As we mindlessly try to move up the ladder of value, success leads to buying cars and houses as status symbols and trying to fake that it feels like a reward. Which is turn leads to defining success as having the most fake rewards, and builds a vicious cycle.

Figuring out how to organically motivate and reward people is one of the biggest questions for me as we approach a post-scarcity society. Things like UBI can manage the resource issue but they don't manage the motivation issue.

How do we figure out better what we value and use that to drive us toward our best selves?

How do we figure out better what we value and use that to drive us toward our best selves?

This is indeed the issues and we can already see that most people will avoid work (including the things they enjoy) to rather be entertained through consumption activities. The UBI will likely increase this substantially. What do we do when we don't have to do anything? Nothing, by all observation. People want to retire to a tropical island and sip Daquiris and if they can do that at 30, they are successful. The masters of old would be ashamed at how frivolously we live life these days.

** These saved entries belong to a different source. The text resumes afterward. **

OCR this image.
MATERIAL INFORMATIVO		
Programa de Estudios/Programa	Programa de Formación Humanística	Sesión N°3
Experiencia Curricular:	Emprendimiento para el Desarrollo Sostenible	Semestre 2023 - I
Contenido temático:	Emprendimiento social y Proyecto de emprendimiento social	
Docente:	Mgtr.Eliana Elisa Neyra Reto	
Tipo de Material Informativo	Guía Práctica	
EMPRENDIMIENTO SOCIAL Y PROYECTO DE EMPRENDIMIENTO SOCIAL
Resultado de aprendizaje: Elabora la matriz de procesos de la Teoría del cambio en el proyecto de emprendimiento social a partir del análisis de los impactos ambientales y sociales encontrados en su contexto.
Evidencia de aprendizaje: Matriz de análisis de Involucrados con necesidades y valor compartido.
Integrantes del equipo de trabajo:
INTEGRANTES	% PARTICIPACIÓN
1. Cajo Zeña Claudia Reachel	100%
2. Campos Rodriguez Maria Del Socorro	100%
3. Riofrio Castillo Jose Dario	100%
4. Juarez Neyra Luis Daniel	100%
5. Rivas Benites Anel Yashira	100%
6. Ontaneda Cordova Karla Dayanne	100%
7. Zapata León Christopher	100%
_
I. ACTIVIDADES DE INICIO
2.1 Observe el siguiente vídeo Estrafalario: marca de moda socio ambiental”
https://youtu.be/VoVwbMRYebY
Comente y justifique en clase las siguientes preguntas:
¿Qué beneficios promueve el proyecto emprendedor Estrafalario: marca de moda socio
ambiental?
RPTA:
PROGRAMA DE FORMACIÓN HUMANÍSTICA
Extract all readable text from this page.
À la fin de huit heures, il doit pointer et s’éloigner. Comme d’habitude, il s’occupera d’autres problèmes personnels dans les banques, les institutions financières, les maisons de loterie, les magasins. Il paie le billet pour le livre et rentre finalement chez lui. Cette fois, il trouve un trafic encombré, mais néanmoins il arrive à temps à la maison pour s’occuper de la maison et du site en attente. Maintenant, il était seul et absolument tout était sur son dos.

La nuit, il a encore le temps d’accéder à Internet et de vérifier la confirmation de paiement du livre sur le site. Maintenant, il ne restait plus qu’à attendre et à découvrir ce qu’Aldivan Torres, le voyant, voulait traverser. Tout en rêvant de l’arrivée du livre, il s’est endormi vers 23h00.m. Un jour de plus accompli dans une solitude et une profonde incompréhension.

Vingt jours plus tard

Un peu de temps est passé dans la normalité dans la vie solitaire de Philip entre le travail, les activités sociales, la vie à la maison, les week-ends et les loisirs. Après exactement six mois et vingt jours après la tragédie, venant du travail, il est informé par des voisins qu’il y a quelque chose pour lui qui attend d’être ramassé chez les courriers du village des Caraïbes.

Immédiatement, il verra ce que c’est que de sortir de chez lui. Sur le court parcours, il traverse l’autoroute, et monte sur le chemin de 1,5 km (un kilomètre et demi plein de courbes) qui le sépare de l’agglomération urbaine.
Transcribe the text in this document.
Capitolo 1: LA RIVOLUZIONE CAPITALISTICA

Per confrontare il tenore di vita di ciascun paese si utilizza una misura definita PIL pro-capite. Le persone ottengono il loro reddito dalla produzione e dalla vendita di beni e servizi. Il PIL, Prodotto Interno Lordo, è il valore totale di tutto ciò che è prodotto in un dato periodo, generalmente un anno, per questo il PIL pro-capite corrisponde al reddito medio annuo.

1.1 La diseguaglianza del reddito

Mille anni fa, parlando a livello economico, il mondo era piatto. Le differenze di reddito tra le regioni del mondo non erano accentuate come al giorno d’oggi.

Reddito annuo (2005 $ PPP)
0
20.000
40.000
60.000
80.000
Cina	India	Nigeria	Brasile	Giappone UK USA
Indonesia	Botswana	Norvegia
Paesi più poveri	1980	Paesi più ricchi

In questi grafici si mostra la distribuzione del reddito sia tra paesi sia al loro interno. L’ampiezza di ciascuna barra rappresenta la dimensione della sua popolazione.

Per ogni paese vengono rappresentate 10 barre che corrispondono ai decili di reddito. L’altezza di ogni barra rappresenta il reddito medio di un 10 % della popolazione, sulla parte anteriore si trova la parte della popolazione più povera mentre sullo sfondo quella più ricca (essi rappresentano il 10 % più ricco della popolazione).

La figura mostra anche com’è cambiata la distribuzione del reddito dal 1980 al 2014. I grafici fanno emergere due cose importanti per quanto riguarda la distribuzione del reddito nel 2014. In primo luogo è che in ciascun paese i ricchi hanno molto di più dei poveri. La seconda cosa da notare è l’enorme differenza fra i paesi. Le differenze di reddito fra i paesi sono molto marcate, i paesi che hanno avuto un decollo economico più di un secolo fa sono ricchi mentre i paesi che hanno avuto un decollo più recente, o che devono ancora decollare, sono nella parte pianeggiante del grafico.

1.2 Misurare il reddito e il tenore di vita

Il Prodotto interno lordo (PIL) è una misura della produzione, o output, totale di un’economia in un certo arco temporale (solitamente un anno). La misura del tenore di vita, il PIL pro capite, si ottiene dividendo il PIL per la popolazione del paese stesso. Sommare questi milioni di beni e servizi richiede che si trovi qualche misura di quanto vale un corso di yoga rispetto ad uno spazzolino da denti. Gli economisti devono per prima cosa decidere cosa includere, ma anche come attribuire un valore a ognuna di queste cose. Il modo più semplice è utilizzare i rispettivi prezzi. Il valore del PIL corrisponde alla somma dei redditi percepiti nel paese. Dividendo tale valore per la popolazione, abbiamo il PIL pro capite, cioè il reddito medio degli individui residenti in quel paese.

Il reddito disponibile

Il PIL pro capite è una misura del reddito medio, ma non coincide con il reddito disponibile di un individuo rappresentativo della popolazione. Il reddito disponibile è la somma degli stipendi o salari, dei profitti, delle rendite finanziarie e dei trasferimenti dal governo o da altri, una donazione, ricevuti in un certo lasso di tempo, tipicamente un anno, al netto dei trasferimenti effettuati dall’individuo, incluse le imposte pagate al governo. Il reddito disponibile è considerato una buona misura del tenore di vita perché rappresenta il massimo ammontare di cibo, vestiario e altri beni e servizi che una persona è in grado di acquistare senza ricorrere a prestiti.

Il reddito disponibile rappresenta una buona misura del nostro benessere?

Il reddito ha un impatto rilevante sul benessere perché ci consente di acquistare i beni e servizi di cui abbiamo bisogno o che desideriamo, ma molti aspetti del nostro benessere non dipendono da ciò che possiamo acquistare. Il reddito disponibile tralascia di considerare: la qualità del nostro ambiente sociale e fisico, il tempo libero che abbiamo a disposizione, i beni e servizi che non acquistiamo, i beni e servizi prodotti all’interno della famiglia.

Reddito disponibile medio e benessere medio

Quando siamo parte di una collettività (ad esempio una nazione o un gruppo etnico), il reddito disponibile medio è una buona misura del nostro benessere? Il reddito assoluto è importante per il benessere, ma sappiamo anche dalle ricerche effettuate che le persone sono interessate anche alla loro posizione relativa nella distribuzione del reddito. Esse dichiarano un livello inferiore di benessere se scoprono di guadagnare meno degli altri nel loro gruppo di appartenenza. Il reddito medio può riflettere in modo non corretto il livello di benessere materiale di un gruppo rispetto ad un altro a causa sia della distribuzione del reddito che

Daiquiris, oddly enough, are one of humanity's most-difficult-to-produce inventions. Both sugar cane production and fruit production rely heavily on exploitative labor practices and unsustainable resource use. (At least we're pretty good at ice.)

If we can get the system to the point where it sustainably automates daiquiri production, we'll really be at a point where everyone can sit around drinking them if they really want to. I like a good daiquiri every once in a while but that seems pretty boring.

learn something new every day... I have never had one ;)

As much as celebrating little achievements are important, teaching kids the important lesson of learning from their mistakes is also important--Managing failure is important. Many people grow without knowing how to handle setbacks which are usually a lot in life. People grow and feel entitled to success and when they are no longer getting their little carrots they become resentful or depressed.
From our failures we can learn valuable lessons that can help us make a better decision by avoiding certain mistakes we might have made in the past.
So, in a nutshell, we need to find a balance between both.

Another issue that comes from this is the shock when they get older and make a complete fool of themselves in an actual competative situation. I remember watching some talent contest and the entrant was an appalling singer and was told as much. Apparently his mum had told him his whole life that he was amazing. It was actually really hard to see his reaction. His mum certainly never did him any favours doing that.

I see it in gymnastics too. Girls who have trained and competed in the elite section where there are hardly any competitors and are used to always getting medals. Then they down size back to national level and discover they aren't as special as they thought and no longer get medals. There are also those who have natural talent and never work at it, then wonder why those that weren't naturally talented, but worked hard, are surpassing them.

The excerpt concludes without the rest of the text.